According to their website, the Wikings strive to “salute” the “idealists” from occupied northern Europe who saw the Third Reich as “the protector of personal freedom and their very way of life” and signed up to fight for the Wermacht and “gave their lives for their loved ones and a basic desire to be free.

While the RNCC doesn’t really seem to care so much about just how right their right wingers are (the righter the better seems to be the case), they do shy away from a such a glaringly public association with the actual prototypes of racist murderers, hence the opening. And prominent on their Young Guns Webpages, as a “contender” for Young Gun status, is none other than Missouri’s own Ed Martin, Russ Carnahan’s Tea Party opponent for the 3rd district House seat.

So what would Martin’s selection as a Young Gunner mean – besides getting lots of money?

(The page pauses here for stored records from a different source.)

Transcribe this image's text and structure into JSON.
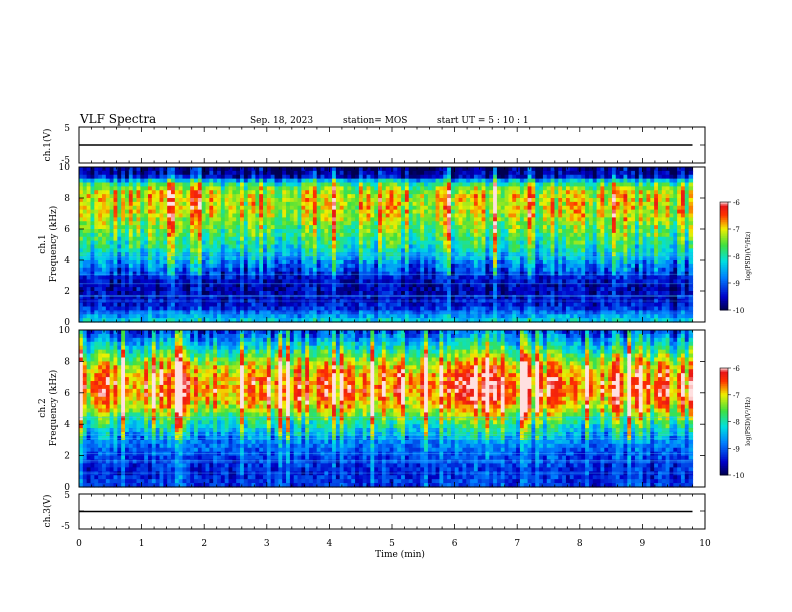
{
  "header": {
    "title": "VLF Spectra",
    "date": "Sep. 18, 2023",
    "station": "station= MOS",
    "start": "start  UT =   5 : 10 : 1"
  },
  "chart_data": [
    {
      "type": "line",
      "ylabel": "ch.1(V)",
      "xlim": [
        0,
        10
      ],
      "ylim": [
        -5,
        5
      ],
      "yticks": [
        "5",
        "-5"
      ],
      "series": [
        {
          "x": [
            0,
            9.8
          ],
          "y": [
            0,
            0
          ]
        }
      ]
    },
    {
      "type": "heatmap",
      "ylabel": "ch.1\nFrequency (kHz)",
      "xlim": [
        0,
        10
      ],
      "ylim": [
        0,
        10
      ],
      "yticks": [
        "0",
        "2",
        "4",
        "6",
        "8",
        "10"
      ],
      "data_xmax": 9.8,
      "colorbar": {
        "label": "log(PSD)(V²/Hz)",
        "min": -10,
        "max": -6,
        "ticks": [
          "-6",
          "-7",
          "-8",
          "-9",
          "-10"
        ]
      },
      "profile": [
        {
          "f": 0.0,
          "psd": -8.2
        },
        {
          "f": 0.5,
          "psd": -8.8
        },
        {
          "f": 1.0,
          "psd": -9.4
        },
        {
          "f": 1.5,
          "psd": -9.5
        },
        {
          "f": 2.0,
          "psd": -9.6
        },
        {
          "f": 2.5,
          "psd": -9.6
        },
        {
          "f": 3.0,
          "psd": -9.3
        },
        {
          "f": 3.5,
          "psd": -9.0
        },
        {
          "f": 4.0,
          "psd": -8.6
        },
        {
          "f": 5.0,
          "psd": -8.0
        },
        {
          "f": 6.0,
          "psd": -7.6
        },
        {
          "f": 7.0,
          "psd": -7.2
        },
        {
          "f": 8.0,
          "psd": -7.1
        },
        {
          "f": 8.5,
          "psd": -7.3
        },
        {
          "f": 9.0,
          "psd": -8.0
        },
        {
          "f": 9.4,
          "psd": -9.6
        },
        {
          "f": 10.0,
          "psd": -10.0
        }
      ]
    },
    {
      "type": "heatmap",
      "ylabel": "ch.2\nFrequency (kHz)",
      "xlim": [
        0,
        10
      ],
      "ylim": [
        0,
        10
      ],
      "yticks": [
        "0",
        "2",
        "4",
        "6",
        "8",
        "10"
      ],
      "data_xmax": 9.8,
      "colorbar": {
        "label": "log(PSD)(V²/Hz)",
        "min": -10,
        "max": -6,
        "ticks": [
          "-6",
          "-7",
          "-8",
          "-9",
          "-10"
        ]
      },
      "profile": [
        {
          "f": 0.0,
          "psd": -9.2
        },
        {
          "f": 1.0,
          "psd": -9.3
        },
        {
          "f": 2.0,
          "psd": -9.1
        },
        {
          "f": 3.0,
          "psd": -8.7
        },
        {
          "f": 4.0,
          "psd": -8.0
        },
        {
          "f": 5.0,
          "psd": -7.0
        },
        {
          "f": 6.0,
          "psd": -6.5
        },
        {
          "f": 7.0,
          "psd": -6.6
        },
        {
          "f": 8.0,
          "psd": -7.2
        },
        {
          "f": 9.0,
          "psd": -8.2
        },
        {
          "f": 10.0,
          "psd": -9.2
        }
      ]
    },
    {
      "type": "line",
      "ylabel": "ch.3(V)",
      "xlabel": "Time  (min)",
      "xlim": [
        0,
        10
      ],
      "ylim": [
        -5,
        5
      ],
      "yticks": [
        "5",
        "-5"
      ],
      "xticks": [
        "0",
        "1",
        "2",
        "3",
        "4",
        "5",
        "6",
        "7",
        "8",
        "9",
        "10"
      ],
      "series": [
        {
          "x": [
            0,
            9.8
          ],
          "y": [
            0,
            0
          ]
        }
      ]
    }
  ]
}
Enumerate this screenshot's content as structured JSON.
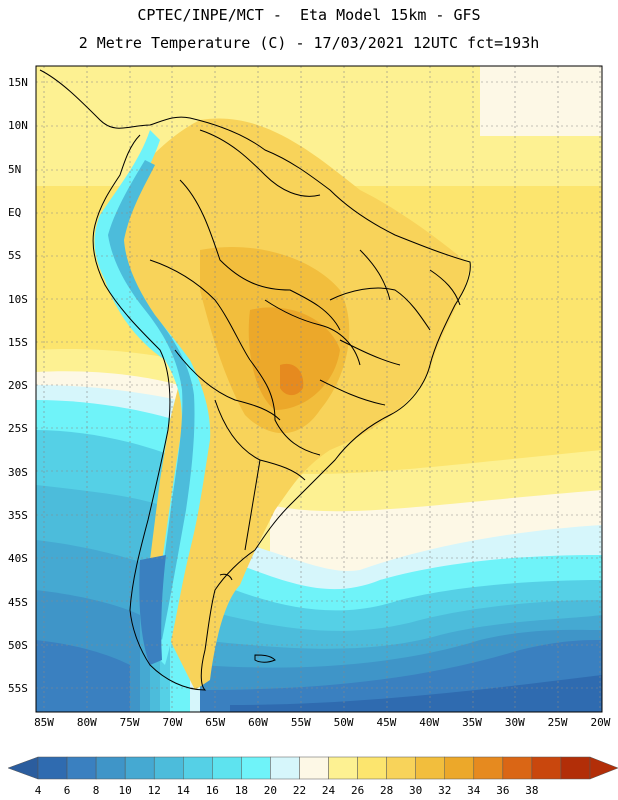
{
  "title_line1": "CPTEC/INPE/MCT -  Eta Model 15km - GFS",
  "title_line2": "2 Metre Temperature (C) - 17/03/2021 12UTC fct=193h",
  "map": {
    "region": "South America",
    "lat_labels": [
      "15N",
      "10N",
      "5N",
      "EQ",
      "5S",
      "10S",
      "15S",
      "20S",
      "25S",
      "30S",
      "35S",
      "40S",
      "45S",
      "50S",
      "55S"
    ],
    "lon_labels": [
      "85W",
      "80W",
      "75W",
      "70W",
      "65W",
      "60W",
      "55W",
      "50W",
      "45W",
      "40W",
      "35W",
      "30W",
      "25W",
      "20W"
    ]
  },
  "colorbar": {
    "ticks": [
      "4",
      "6",
      "8",
      "10",
      "12",
      "14",
      "16",
      "18",
      "20",
      "22",
      "24",
      "26",
      "28",
      "30",
      "32",
      "34",
      "36",
      "38"
    ],
    "colors": [
      "#2f6bb0",
      "#3a80c0",
      "#3f95c8",
      "#45a9d2",
      "#4cbcdb",
      "#55d0e6",
      "#5ee3ef",
      "#6ff3f9",
      "#d6f6fb",
      "#fdf8e6",
      "#fdf192",
      "#fce56e",
      "#f8d35a",
      "#f2be3d",
      "#eca82a",
      "#e68a1f",
      "#da6615",
      "#c9470d",
      "#b22e08"
    ],
    "under_color": "#2b5d9e",
    "over_color": "#b22e08"
  }
}
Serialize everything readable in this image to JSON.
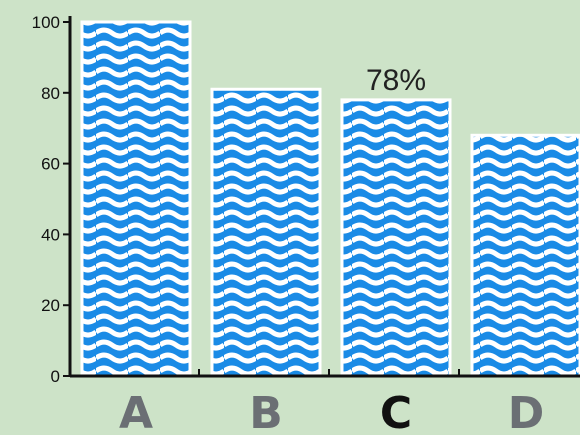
{
  "chart_data": {
    "type": "bar",
    "categories": [
      "A",
      "B",
      "C",
      "D"
    ],
    "values": [
      100,
      81,
      78,
      68
    ],
    "ylim": [
      0,
      100
    ],
    "y_ticks": [
      0,
      20,
      40,
      60,
      80,
      100
    ],
    "highlight_category": "C",
    "data_labels": [
      {
        "category": "C",
        "text": "78%"
      }
    ],
    "grid": false,
    "legend": "none",
    "colors": {
      "background": "#cde3c8",
      "bar": "#1a8be6",
      "wave": "#ffffff",
      "axis": "#111111",
      "category_label": "#6b6f74",
      "highlight_label": "#111111"
    }
  }
}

Simply that the RNCC thinks he has a realistic chance of winning his race and getting into congress where he could support the Young Guns agenda.

And what is that agenda? Just consider that  Young Guns is the title of a book by Reps. Eric Cantor, Paul Ryan, and Kevin McCarthy, the avant garde of retrograde GOPism. They like to think of themselves as not belonging to “your grandfather’s Republican party.” And they’re right. My grandfather’s Republican party was the party of moderate Nelson Rockefeller – they are more like my great, great grandfather’s Republican party, the one owned by John D. Rockefeller and Cornelius Vanderbilt during the Gilded Age. Not a really nice time for the working man or the tiny middle class of the period as I recollect.

This Americans United video may be satirical, but it’s on the money in its depiction of the exemplary young guns and their targets:

Apart from the original young guns spurious intellectual aspirations, Ed Martin should fit right in. He has, after all, already tweeted his allegiance to Ryan’s “Road Map for America’s Future” which aims to slash entitlement programs as part of dismantling the entire government, although, sly boots that he is, he is careful to run for cover when directly confronted with his support for the agenda that dare not say its name. As SMP blogger Hotflash puts it:

True, Ed Martin is not on record ever having uttered the words, “I support privatization of Social Security,” but unless he didn’t know even the most basic information about the Ryan plan, he implicitly stood in favor of privatization.

Only lately has Martin started acting as if he hadn’t noticed that little privatization thingie in the Ryan plan. But he is, at least, very sure where he stands now–in the only safe spot for a candidate with a prayer of getting elected.

Of course, it is where they stand after they get elected that defines members of the party of the Big Lie.